On December 3, Tigress Financial analyst Ivan Feinseth confirmed his buy rating for Walmart and raised his price target to $130 from $125. He anticipates solid revenue and profit increases, aided by 'tech-enabled efficiencies and AI advancements.' Feinseth, a top 5-star analyst, described how Walmart automates its supply chain and store operations for better efficiency—imagine robots and algorithms streamlining inventory to reduce waste and speed up deliveries. He also praised their omnichannel efforts, like in-store pickup and delivery services, which have supercharged e-commerce.
Feinseth spotlighted Walmart's embrace of AI, including partnerships like generative AI shopping with OpenAI's ChatGPT, offering customers personalized, conversational buying experiences. He's excited about 'high-margin, low-capital' growth areas such as advertising through retail media, Walmart Connect (their marketplace for small businesses), memberships, health products, and financial services—all boosting earnings without huge upfront costs. Overall, Feinseth argues Walmart warrants a higher valuation than traditional stores due to its immense scale, iconic brand, execution prowess, and AI-driven approach. Echoing this, TipRanks' AI analyst gives WMT an outperform rating with a $122 target.
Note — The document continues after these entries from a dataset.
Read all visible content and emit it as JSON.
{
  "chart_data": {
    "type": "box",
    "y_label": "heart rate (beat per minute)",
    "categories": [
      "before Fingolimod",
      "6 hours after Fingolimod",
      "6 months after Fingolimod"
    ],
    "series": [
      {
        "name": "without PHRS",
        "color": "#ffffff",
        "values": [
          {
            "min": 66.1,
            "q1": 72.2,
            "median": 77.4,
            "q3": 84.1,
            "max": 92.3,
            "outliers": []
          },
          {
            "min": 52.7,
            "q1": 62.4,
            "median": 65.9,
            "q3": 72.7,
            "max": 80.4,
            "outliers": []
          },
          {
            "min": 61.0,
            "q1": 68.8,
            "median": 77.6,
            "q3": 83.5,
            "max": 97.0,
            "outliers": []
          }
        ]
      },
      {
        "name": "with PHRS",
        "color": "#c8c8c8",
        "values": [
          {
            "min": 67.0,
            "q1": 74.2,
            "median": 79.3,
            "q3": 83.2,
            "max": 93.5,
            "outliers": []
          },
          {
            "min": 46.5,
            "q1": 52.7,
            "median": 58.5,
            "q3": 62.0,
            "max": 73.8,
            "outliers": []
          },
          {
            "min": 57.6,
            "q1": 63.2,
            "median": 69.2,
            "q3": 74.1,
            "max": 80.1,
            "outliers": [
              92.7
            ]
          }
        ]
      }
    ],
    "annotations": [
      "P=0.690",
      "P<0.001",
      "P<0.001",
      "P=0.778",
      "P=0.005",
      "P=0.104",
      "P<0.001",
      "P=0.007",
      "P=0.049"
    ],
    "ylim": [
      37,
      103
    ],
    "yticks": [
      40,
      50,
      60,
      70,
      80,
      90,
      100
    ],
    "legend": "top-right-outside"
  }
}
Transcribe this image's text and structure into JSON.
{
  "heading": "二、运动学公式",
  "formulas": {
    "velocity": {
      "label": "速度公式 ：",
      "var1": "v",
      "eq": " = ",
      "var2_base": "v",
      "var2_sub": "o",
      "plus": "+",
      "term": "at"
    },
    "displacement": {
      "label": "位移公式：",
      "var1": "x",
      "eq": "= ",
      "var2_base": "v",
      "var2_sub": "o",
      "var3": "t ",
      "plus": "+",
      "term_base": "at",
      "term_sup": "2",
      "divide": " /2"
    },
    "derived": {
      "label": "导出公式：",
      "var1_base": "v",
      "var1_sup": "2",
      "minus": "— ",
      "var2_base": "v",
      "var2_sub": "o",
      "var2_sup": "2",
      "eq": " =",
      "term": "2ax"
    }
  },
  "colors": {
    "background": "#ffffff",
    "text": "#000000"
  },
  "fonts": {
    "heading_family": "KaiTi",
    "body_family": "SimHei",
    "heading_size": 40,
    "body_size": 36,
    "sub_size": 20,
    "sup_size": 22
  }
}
Feinseth stands at No. 386 out of over 10,100 analysts, with 58% profitable calls averaging 12.6% returns. Check out Walmart's financials on TipRanks. But here's the controversial twist: Can a brick-and-mortar titan like Walmart truly pivot to tech and AI without alienating its core customers who prefer the in-store experience? Is this a brilliant evolution or a risky gamble that might dilute their classic appeal?
There you have it—three stocks from Credo Technology to MongoDB and Walmart—that top analysts are betting on for robust growth. From cutting-edge AI connectivity to flexible databases and tech-savvy retail, these picks offer a mix of innovation and stability. As the market ebbs and flows, these insights could help you invest smarter. Do you agree these are the winners to watch, or do you see potential pitfalls we've missed? Which one intrigues you most, and why? Does AI's role in retail excite you or raise concerns? Share your opinions and debates in the comments—we'd love to hear from you!